在一个 8 x 8 的棋盘上,有一个白色车(rook)。也可能有空方块,白色的象(bishop)和黑色的卒(pawn)。它们分别以字符 “R”,“.”,“B” 和 “p” 给出。大写字符表示白棋,小写字符表示黑棋。
车按国际象棋中的规则移动:它选择四个基本方向中的一个(北,东,西和南),然后朝那个方向移动,直到它选择停止、到达棋盘的边缘或移动到同一方格来捕获该方格上颜色相反的卒。
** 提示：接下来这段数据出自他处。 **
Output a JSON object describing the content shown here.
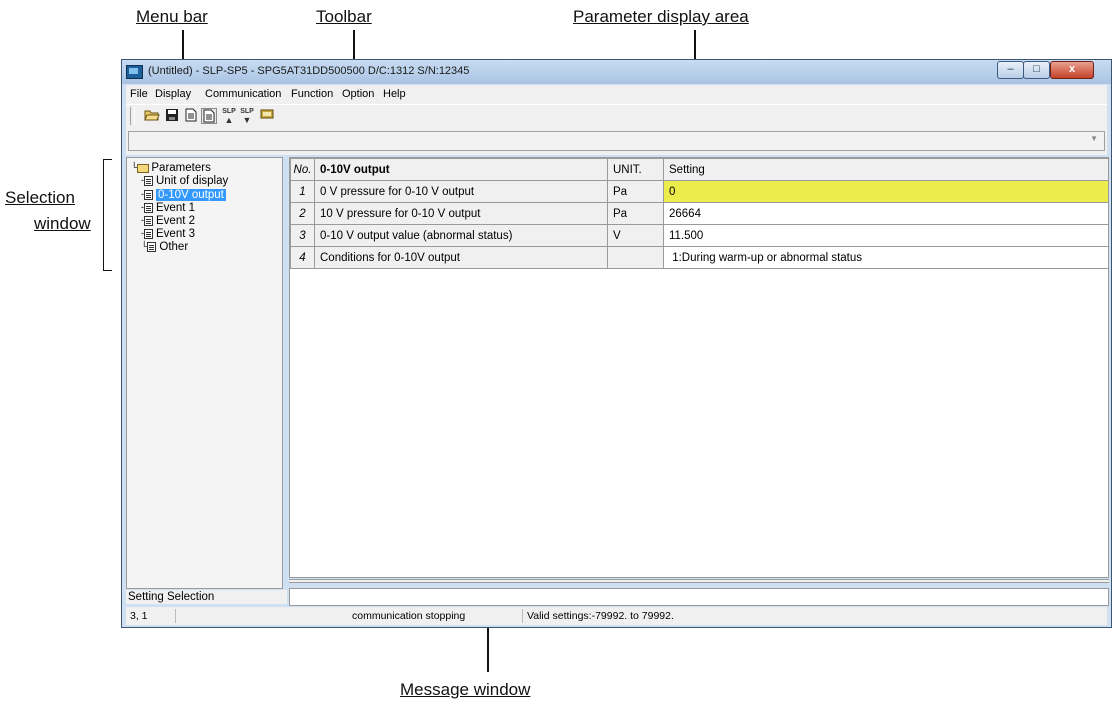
{
  "callouts": {
    "menu_bar": "Menu bar",
    "toolbar": "Toolbar",
    "parameter_display_area": "Parameter display area",
    "selection_window_line1": "Selection",
    "selection_window_line2": "window",
    "message_window": "Message window"
  },
  "window": {
    "title": "(Untitled) - SLP-SP5 - SPG5AT31DD500500 D/C:1312 S/N:12345",
    "icon": "app-icon",
    "buttons": {
      "minimize": "–",
      "maximize": "□",
      "close": "x"
    }
  },
  "menu": [
    "File",
    "Display",
    "Communication",
    "Function",
    "Option",
    "Help"
  ],
  "toolbar": {
    "buttons": [
      "open-folder-icon",
      "save-disk-icon",
      "document-icon",
      "document-active-icon",
      "slp-upload-icon",
      "slp-download-icon",
      "display-icon"
    ],
    "slp_label": "SLP"
  },
  "tree": {
    "root": "Parameters",
    "items": [
      "Unit of display",
      "0-10V output",
      "Event 1",
      "Event 2",
      "Event 3",
      "Other"
    ],
    "selected": "0-10V output"
  },
  "grid": {
    "headers": {
      "no": "No.",
      "item": "0-10V output",
      "unit": "UNIT.",
      "setting": "Setting"
    },
    "rows": [
      {
        "no": "1",
        "item": "0 V pressure for 0-10 V output",
        "unit": "Pa",
        "setting": "0"
      },
      {
        "no": "2",
        "item": "10 V pressure for 0-10 V output",
        "unit": "Pa",
        "setting": "26664"
      },
      {
        "no": "3",
        "item": "0-10 V output value (abnormal status)",
        "unit": "V",
        "setting": "11.500"
      },
      {
        "no": "4",
        "item": "Conditions for 0-10V output",
        "unit": "",
        "setting": " 1:During warm-up or abnormal status"
      }
    ]
  },
  "message": {
    "label": "Setting Selection",
    "text": ""
  },
  "status": {
    "position": "3, 1",
    "blank": "",
    "comm": "communication stopping",
    "valid": "Valid settings:-79992. to 79992."
  }
}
另外,车不能与其他友方(白色)象进入同一个方格。
返回车能够在一次移动中捕获到的卒的数量。
示例 1:
输入:
[[".",".",".",".",".",".",".","."],
[".",".",".","p",".",".",".","."],
[".",".",".","R",".",".",".","p"],
[".",".",".",".",".",".",".","."],
[".",".",".",".",".",".",".","."],
[".",".",".","p",".",".",".","."],
[".",".",".",".",".",".",".","."],
[".",".",".",".",".",".",".","."]] 输出:3 解释: 在本例中,车能够捕获所有的卒。
示例 2:
输入:
[[".",".",".",".",".",".",".","."],
[".","p","p","p","p","p",".","."],
[".","p","p","B","p","p",".","."],
[".","p","B","R","B","p",".","."],
[".","p","p","B","p","p",".","."],
[".","p","p","p","p","p",".","."],
[".",".",".",".",".",".",".","."],
[".",".",".",".",".",".",".","."]] 输出:0 解释: 象阻止了车捕获任何卒。
示例 3:
输入:
[[".",".",".",".",".",".",".","."],
[".",".",".","p",".",".",".","."],
[".",".",".","p",".",".",".","."],
["p","p",".","R",".","p","B","."],
[".",".",".",".",".",".",".","."],
[".",".",".","B",".",".",".","."],
[".",".",".","p",".",".",".","."],
[".",".",".",".",".",".",".","."]] 输出:3 解释: 车可以捕获位置 b5,d6 和 f5 的卒。
提示:
board.length == board[i].length == 8board[i][j]可以是'R','.','B'或'p'- 只有一个格子上存在
board[i][j] == 'R'
题解:你有你的方向数组,我有我的四个for循环,出题的用意应该是学习方向数组。
class Solution {
public:
int numRookCaptures(vector<vector<char>>& board) {
int res=0;
int x=0,y=0,k=0;
for(int i=0;i<8;i++){
for(int j=0;j<8;j++){
if(board[i][j]=='R'){
x=i;y=j;
k=1;
break;
}
}
if(k==1)break;
}
// 上右下左
int dx[4]={-1,0,1,0};
int dy[4]={0,1,0,-1};
for(int i=0;i<4;i++){
for(int j=1;;j++){
int nx=x+dx[i]*j;
int ny=y+dy[i]*j;
if(nx<0||ny<0||nx>=8||ny>=8||board[nx][ny]=='B')break;
if(board[nx][ny]=='p'){
res++;
break;
}
}
}
return res;
}
};